Japanese officials told AFP that Kamronwit said "the gun was his own and was a gift from a friend, and that he had forgotten he had put it inside the suitcase." It is unclear whether he said he recieved the alleged gift in Japan or Thailand.

A spokesperson for the Thai police force, Pol.Lt.Gen. Prawuth Thawornsiri, told reporters that Japanese public prosecutors have not yet formally brought charges against Kamronwit.

"They still need time to deliberate on the case files," Pol.Lt.Gen. Prawuth said, adding that under Japanese laws suspects can be detained for up to 20 days while prosecutors deliberate on their case. 

Thailand’s Minister of Tranport, Air Chief Marshal Prajin Janthong, said authorities will still investigate whether Suvarnabhumi airport's equipment failed to spot the firearm, and whether staff employed sufficient caution when they searched Kamronwit's belongings. 
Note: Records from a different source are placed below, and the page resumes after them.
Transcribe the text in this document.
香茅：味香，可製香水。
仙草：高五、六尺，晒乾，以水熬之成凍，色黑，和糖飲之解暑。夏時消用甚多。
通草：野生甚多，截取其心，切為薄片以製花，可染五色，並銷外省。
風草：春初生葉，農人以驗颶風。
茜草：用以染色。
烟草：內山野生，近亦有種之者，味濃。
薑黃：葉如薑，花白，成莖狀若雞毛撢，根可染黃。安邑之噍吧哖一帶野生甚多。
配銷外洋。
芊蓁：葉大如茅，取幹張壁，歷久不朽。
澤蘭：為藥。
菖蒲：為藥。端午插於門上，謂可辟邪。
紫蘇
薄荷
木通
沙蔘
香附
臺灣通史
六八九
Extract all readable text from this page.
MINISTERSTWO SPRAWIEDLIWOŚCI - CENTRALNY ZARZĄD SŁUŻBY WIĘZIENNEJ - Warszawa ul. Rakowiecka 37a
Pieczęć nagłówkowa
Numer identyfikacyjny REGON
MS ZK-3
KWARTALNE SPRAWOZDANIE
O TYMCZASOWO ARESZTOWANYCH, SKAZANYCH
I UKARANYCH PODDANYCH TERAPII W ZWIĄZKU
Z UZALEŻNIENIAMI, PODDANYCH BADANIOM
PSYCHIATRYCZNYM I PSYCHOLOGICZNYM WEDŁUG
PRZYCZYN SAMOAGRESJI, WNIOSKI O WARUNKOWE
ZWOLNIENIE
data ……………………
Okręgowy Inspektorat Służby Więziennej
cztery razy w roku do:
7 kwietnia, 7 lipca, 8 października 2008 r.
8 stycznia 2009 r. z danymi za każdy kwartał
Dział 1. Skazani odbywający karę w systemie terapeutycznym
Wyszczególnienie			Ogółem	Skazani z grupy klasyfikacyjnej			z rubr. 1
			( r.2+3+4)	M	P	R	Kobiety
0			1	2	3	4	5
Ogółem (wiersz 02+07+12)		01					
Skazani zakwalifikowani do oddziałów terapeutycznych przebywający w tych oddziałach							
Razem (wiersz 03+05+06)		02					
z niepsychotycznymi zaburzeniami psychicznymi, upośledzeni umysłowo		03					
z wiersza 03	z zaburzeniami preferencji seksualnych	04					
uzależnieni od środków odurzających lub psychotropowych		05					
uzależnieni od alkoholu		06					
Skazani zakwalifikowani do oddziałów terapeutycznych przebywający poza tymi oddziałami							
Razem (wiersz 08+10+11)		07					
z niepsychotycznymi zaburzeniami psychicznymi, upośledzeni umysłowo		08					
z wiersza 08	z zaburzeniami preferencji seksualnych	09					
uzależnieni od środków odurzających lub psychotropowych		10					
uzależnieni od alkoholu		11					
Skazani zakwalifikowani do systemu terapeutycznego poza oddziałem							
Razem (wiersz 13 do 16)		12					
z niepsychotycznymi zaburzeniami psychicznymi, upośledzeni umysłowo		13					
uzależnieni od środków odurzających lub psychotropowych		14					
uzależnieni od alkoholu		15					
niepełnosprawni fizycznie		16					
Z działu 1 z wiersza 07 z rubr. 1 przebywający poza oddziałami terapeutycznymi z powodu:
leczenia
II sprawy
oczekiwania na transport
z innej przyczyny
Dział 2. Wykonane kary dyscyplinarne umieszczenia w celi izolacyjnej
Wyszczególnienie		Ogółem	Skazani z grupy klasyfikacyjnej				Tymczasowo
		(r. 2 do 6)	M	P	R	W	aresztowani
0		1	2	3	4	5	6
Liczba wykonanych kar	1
Kamronwit is considered a close ally to former Prime Minister Thaksin Shinawatra, who was deposed in a military coup in 2006 but still retains considerable influence over a powerful political dynasty in Thailand. Kamronwit retired from the Royal Thai Police in October 2014, five months after the military staged a coup d'etat against a government led by Thaksin’s sister.